For Eli Lilly specifically, the AlzeCure deal adds a third amyloid approach to an Alzheimer’s portfolio that is already anchored by Kisunla and remternetug. While both of those therapies are designed to remove amyloid plaques from the brain, ACD680 targets an earlier step in the process by influencing how amyloid-beta peptides are produced.

Lilly is not treating the approval of Kisunla as the end of its amyloid strategy. Instead, the company is exploring multiple ways of intervening in the same biological pathway. Remternetug, currently in phase 3 development, represents a next generation of plaque-clearing antibodies, while ACD680 revives interest in modifying amyloid production itself through a small-molecule approach.

At the same time, Lilly’s Alzheimer’s strategy is not limited to amyloid. The company is also developing LY3954068, a MAPT-targeting siRNA that aims to reduce tau expression and is currently being evaluated in a phase 1 study. 

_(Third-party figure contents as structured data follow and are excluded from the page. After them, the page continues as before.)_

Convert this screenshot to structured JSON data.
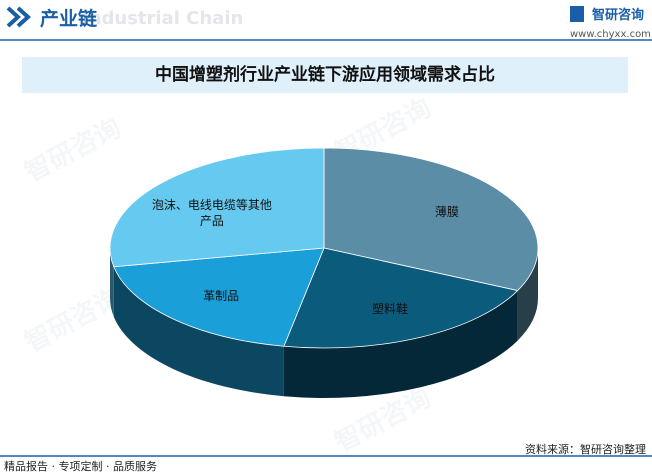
{
  "header": {
    "title": "产业链",
    "subtitle": "Industrial Chain",
    "brand": "智研咨询",
    "url": "www.chyxx.com"
  },
  "watermark": "智研咨询",
  "chart_data": {
    "type": "pie",
    "title": "中国增塑剂行业产业链下游应用领域需求占比",
    "categories": [
      "薄膜",
      "塑料鞋",
      "革制品",
      "泡沫、电线电缆等其他产品"
    ],
    "values": [
      32,
      21,
      19,
      28
    ],
    "colors": [
      "#5b8ea6",
      "#0b5b7c",
      "#1a9fd8",
      "#66c9ef"
    ]
  },
  "footer": {
    "left": "精品报告 · 专项定制 · 品质服务",
    "source": "资料来源：智研咨询整理"
  }
}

A 2026 Alzheimer’s disease drug development review identified that 158 therapies are currently in clinical development. According to that review, the field is becoming more diverse with amyloid based approaches representing only 20% of the drugs being evaluated versus 33% only 10 years ago. It is still an important share of the candidates and it means that despite the arrival of plaque-clearing antibodies on the market, companies are still searching for the most effective way to target amyloid biology. 

Amyloid approaches remain an important part of the pipeline, but they now face growing competition from other strategies. The review noted that tau-targeting therapies and candidates aimed at inflammation or immune dysfunction each account for around 20% of drugs currently in development, up from roughly 6% 10 years ago. 

The field might be becoming more diverse, but Lilly’s Alzheimer’s pipeline remains strongly anchored in amyloid biology compared to its historic competition, Biogen and Eisai, which have brought leqembi to market and now both have phase 2 tau targeting assets in their pipelines. Eisai shared positive phase 2 data for E2814 in December, while Biogen announced last month that the study evaluating BIIB080 did not meet its endpoint but it still plans of pursuing registrational development.